Noting China's recent deployment of an advanced surface-to-air missile system to Woody Island (永興島), part of the Paracel Islands, National Security Bureau deputy head Chou Mei-wu (周美伍) said Beijing is still trying to build up its military capabilities there and it does not have the ability to identify aircraft passing through the region to establish an ADIZ.
It thus seems unlikely that China will declare a South China Sea air defense identification zone in the near future, Chou told a hearing in the Legislature's Foreign Affairs and National Defense Committee.

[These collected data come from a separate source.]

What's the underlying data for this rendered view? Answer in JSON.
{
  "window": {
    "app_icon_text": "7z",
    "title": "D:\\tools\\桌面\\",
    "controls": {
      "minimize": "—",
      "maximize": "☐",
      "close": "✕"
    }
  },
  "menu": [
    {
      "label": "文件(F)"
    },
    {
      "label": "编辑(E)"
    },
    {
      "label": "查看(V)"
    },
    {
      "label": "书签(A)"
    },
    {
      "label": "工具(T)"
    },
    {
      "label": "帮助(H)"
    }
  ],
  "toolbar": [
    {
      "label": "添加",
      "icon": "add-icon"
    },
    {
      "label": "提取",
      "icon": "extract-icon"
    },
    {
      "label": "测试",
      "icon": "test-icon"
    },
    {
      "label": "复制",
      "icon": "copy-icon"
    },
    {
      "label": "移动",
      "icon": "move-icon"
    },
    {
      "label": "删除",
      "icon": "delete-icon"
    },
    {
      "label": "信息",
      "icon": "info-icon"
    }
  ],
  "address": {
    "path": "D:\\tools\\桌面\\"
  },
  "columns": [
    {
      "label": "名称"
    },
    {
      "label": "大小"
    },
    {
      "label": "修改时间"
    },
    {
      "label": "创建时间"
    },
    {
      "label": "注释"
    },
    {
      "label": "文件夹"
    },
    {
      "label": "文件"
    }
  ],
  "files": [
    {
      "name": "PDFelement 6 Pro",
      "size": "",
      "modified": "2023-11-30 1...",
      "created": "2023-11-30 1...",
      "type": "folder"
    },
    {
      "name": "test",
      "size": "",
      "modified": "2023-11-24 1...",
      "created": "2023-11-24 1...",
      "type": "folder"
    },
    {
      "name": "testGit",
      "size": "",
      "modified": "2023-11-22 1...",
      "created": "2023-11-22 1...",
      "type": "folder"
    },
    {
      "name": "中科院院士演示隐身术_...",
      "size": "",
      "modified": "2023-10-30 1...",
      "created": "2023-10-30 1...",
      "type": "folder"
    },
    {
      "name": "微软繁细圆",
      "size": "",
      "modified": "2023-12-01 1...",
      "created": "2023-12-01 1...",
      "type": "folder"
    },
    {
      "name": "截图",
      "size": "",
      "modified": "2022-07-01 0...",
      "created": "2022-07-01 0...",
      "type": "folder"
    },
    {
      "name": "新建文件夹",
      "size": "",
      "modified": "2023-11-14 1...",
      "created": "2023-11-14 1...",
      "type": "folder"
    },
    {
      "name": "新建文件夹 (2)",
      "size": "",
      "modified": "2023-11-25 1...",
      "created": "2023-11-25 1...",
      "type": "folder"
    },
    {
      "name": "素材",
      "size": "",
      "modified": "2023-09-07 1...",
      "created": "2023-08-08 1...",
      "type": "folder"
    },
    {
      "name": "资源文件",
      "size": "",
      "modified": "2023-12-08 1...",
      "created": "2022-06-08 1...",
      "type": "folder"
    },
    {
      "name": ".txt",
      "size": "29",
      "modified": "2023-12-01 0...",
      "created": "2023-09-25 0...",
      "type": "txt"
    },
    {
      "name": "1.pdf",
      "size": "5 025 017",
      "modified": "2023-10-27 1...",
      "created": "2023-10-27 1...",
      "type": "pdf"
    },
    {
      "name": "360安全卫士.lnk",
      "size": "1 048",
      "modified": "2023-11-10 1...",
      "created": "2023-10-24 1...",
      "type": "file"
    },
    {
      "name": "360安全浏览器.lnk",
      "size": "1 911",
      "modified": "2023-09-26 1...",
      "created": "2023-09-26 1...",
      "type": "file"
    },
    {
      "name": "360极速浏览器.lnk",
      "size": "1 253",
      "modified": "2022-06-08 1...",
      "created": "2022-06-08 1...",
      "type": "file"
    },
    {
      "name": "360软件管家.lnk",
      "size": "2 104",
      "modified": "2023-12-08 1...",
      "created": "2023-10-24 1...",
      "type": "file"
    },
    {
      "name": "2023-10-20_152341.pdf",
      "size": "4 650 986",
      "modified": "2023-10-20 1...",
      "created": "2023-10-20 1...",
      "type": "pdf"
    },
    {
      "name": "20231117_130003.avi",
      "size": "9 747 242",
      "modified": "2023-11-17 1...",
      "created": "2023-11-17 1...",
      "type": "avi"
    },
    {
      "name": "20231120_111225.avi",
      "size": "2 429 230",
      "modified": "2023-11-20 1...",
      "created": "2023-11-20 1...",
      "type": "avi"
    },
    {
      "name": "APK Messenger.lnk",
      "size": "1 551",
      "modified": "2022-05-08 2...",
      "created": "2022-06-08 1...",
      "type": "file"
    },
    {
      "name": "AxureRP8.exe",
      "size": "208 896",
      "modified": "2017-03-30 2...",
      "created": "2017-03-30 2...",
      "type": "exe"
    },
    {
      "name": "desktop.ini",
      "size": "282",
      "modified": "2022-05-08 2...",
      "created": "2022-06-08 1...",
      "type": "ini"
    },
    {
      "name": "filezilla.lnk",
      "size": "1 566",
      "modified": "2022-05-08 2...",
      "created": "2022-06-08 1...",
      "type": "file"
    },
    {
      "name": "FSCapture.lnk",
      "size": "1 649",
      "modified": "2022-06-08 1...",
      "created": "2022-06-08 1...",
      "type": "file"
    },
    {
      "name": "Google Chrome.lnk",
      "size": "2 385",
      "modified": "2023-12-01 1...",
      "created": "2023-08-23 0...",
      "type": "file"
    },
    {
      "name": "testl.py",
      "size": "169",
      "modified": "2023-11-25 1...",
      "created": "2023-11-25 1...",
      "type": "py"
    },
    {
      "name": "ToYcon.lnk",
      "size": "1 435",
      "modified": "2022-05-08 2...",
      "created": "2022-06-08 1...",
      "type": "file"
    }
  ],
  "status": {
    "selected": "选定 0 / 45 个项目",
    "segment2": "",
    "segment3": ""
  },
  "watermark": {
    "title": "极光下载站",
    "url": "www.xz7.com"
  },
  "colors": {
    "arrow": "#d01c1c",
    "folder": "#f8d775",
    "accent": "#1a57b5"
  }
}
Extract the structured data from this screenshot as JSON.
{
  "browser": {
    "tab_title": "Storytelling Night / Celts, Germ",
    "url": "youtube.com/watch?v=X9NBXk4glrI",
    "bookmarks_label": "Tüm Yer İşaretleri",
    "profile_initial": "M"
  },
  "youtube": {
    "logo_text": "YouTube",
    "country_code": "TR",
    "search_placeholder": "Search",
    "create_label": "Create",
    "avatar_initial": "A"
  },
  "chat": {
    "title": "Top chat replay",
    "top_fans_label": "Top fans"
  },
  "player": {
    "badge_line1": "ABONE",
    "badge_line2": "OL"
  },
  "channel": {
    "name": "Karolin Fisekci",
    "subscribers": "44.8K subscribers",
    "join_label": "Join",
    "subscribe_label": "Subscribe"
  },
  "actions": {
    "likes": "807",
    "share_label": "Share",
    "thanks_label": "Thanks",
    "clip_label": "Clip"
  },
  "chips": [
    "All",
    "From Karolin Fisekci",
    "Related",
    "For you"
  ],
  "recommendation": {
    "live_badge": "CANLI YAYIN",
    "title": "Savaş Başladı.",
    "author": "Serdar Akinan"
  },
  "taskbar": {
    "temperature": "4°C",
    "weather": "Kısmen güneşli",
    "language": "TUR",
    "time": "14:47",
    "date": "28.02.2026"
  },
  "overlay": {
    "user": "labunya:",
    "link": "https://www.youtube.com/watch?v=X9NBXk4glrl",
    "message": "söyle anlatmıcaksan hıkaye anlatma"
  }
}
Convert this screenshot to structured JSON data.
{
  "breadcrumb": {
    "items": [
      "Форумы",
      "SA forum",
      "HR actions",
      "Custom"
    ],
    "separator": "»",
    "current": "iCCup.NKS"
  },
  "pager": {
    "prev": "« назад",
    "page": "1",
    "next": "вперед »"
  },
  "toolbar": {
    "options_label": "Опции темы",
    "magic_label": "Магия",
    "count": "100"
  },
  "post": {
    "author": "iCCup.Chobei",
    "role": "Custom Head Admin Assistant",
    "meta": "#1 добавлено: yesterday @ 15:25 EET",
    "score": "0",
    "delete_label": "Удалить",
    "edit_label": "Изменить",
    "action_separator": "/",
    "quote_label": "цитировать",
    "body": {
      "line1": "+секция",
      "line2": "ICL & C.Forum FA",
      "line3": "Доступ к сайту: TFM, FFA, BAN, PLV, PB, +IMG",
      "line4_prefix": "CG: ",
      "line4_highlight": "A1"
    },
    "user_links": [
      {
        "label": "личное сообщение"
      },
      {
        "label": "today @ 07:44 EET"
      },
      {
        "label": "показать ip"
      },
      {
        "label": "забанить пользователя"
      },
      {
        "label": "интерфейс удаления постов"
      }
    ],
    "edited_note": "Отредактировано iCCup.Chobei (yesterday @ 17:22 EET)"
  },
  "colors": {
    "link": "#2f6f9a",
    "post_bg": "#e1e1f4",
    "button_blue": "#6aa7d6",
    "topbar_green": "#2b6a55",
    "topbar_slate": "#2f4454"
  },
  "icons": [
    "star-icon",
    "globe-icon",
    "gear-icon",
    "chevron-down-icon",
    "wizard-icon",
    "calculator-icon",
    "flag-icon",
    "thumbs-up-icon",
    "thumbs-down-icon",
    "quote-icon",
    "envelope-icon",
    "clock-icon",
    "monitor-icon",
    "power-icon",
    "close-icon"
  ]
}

He was responding to questions by a lawmaker about foreign media reports citing U.S. Deputy Secretary of Defense Robert Work as saying that the United States has told China it will not recognize an exclusion zone in the South China Sea and would view such a move as "destabilizing."
During Thursday's hearing, Defense Minister Kao Kuang-chi (高廣圻) also said that his ministry would express its "solemn stance" should China move to declare an ADIZ over the South China Sea region.
But he stressed that so far it is just purely "speculation."
An ADIZ is airspace over land or water in which the identification, location, and control of aircraft is performed by a country in the interest of its national security.
Taiwan, China, the Philippines, Vietnam, Malaysia and Brunei claim all or part of the islands and reefs in the South China Sea, which are thought to be rich in oil and natural gas reserves.